Der Grünen-Politiker Cem Özdemir war der erste Bundestagsabgeordnete türkischer Abstammung. Nun hat er ein Buch über die Türkei geschrieben, in dem er jungen Deutschen und Deutschtürken erklären will, warum bestimmte Dinge sind, wie sie sind. Das Buch heißt „Die Türkei. Politik, Religion, Kultur“, und im Prinzip geht es um nichts weniger, als die Welt mit den Augen des anderen zu sehen, um etwas zu kapieren.

Seine These: Nur wer die Türkei versteht, kann auch die Deutschtürken verstehen. Das meint zunächst Schwaben, deren Eltern nicht aus Anatolien stammen wie jene des Autors. Es meint aber auch in Deutschland geborene Deutschtürken, die letztlich auch nicht wissen (können), wie die Türkei tickt. Die in der Türkei lebenden Türken wissen es ja selbst nicht. Es versteht sich, dass Özdemir, 43, eine starke Legitimation für so ein Buch hat – als aufgeklärter Muslim, Schwabe, Kreuzberger, Sohn türkischer Arbeitsmigranten der ersten Generation; Mutter aus Istanbul, Vater aus einem tscherkessischen Dorf nordöstlich von Ankara.

Das Buch selbst klingt stellenweise nach Lexikon, stellenweise nach Schulbuch, manchmal erzählt Özdemir von Leuten, die er kennt, und manchmal auch von sich. Durch wenige biografische Einsprengsel wird klar, dass auch er im schwäbischen Bad Urach keine diskriminierungsfreie Kindheit hatte. Die Icherzählung setzt er aber sehr sparsam ein, das Ich bleibt blass, selbst wenn er von seiner Beschneidung berichtet.

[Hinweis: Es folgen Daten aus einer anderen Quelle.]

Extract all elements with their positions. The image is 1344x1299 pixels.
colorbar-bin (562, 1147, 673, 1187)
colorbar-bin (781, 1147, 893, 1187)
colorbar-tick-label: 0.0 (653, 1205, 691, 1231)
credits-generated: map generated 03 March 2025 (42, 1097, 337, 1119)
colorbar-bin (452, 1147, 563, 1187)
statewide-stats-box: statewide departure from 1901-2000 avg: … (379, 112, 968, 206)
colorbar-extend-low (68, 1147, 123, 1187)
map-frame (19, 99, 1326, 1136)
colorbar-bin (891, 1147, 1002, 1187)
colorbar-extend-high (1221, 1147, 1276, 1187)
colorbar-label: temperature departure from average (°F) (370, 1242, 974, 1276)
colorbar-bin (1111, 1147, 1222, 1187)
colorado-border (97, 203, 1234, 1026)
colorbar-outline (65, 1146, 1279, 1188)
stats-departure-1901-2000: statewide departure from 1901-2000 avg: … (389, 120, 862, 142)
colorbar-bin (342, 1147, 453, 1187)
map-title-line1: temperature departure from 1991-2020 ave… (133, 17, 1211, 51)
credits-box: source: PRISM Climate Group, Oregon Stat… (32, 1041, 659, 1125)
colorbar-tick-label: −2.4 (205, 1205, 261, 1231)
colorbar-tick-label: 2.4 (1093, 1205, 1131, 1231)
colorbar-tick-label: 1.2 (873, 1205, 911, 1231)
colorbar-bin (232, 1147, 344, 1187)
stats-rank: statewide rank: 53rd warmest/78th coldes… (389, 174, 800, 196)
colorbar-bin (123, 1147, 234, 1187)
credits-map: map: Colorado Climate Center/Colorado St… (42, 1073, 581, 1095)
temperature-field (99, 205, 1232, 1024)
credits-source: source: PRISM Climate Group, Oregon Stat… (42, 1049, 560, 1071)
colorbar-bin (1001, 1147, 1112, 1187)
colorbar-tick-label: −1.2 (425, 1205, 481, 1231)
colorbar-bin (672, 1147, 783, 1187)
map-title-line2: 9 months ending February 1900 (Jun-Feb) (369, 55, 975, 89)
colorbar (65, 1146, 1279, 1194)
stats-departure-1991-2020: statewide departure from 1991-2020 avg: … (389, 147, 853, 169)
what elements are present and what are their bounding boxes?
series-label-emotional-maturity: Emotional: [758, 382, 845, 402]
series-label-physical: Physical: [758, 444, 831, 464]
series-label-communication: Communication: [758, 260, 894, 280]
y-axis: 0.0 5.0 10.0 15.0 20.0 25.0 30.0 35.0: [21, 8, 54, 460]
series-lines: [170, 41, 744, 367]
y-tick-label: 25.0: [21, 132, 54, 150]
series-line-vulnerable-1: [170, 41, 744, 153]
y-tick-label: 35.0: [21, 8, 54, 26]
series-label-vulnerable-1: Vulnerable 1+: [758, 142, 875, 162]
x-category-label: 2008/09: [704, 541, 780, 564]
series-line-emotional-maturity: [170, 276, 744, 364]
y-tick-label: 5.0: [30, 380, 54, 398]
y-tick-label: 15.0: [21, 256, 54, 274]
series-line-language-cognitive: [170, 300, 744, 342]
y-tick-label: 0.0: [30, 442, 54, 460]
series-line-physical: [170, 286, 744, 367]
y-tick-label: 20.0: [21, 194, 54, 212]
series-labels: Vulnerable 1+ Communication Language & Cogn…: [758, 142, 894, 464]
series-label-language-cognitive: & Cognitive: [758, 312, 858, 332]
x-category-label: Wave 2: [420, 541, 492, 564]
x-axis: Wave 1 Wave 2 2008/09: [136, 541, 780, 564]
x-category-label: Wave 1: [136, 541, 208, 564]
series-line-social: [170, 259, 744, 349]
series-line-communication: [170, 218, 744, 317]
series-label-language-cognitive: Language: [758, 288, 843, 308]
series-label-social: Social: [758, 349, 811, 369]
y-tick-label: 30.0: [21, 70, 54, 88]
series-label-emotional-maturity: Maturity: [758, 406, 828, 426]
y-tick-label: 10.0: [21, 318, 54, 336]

Absicht? Ja, sagt er beim Hintergrundgespräch in einem Berliner Kulturkaufhaus. „Das ist nicht die Geschichte oder die Meinung Cem Özdemirs über die Türken, sondern die Klärung der Frage: „Warum ticken die so?“ Der Blick auf die Türkei in Deutschland sei geprägt von dem Blick auf die 2,5 Millionen Deutschtürken und dadurch verengt. Andererseits: Was wisse seine Tante in Izmir vom Leben in Deutschland? Nichts. So handelt Özdemir nach dem „Sendung mit der Maus“-Prinzip die Basics der türkischen und deutschtürkischen Geschichte und Gesellschaft ab (die längst nicht alle gebildeten deutschen Erwachsenen draufhaben). Er erklärt die Rolle der Musik und des Dorfideals gegen die Zumutungen der Moderne und breitet das kulturelle Spektrum aus, über Orhan Parmuk und Tarkan hinaus. Selbstverständlich handelt er auch alle brisanten Themen ab: das Kopftuch, die Kurden, der Genozid an den Armeniern, die Rollen von Frau und Mann, der Hass auf Homosexuelle, die Gespaltenheit der Gesellschaft, deren laizistische Elite auch argwöhnt, die konservativ-islamisch lebenden Mitbürger seien alle Islamisten. Die Frage, wie der „richtige Türke“ zu sein habe, entscheide jeder selbst, sagt Özdemir. Sein Buch sei ein „Plädoyer für eine multikulturelle Gesellschaft der Türkei.“

Während Springers Welt aufgeregt stöhnt, jedes Kapitel des EU-Abgeordneten und EU-Beitrittsbefürworters enthalte „Sprengstoff“, dürfte die Claudia-Roth-menschenrechtsgeprägte Stammkundschaft Özdemirs teilweise eher indigniert sein, wie entspannt Özdemir bleibt. Etwa wenn er über die Zwangsehe lapidar feststellt: „Leider gibt es auch heute noch […] mehr oder weniger heiratswillige Kandidaten, die sich bei dieser Gelegenheit [dem Ritual des Um-die-Hand-Anhaltens; die Red.] zum ersten Mal sehen.“ Zu lasch formuliert? Auf diese Nachfrage hin verweist er noch mal auf das Prinzip des Buchs: verstehen, nicht anklagen.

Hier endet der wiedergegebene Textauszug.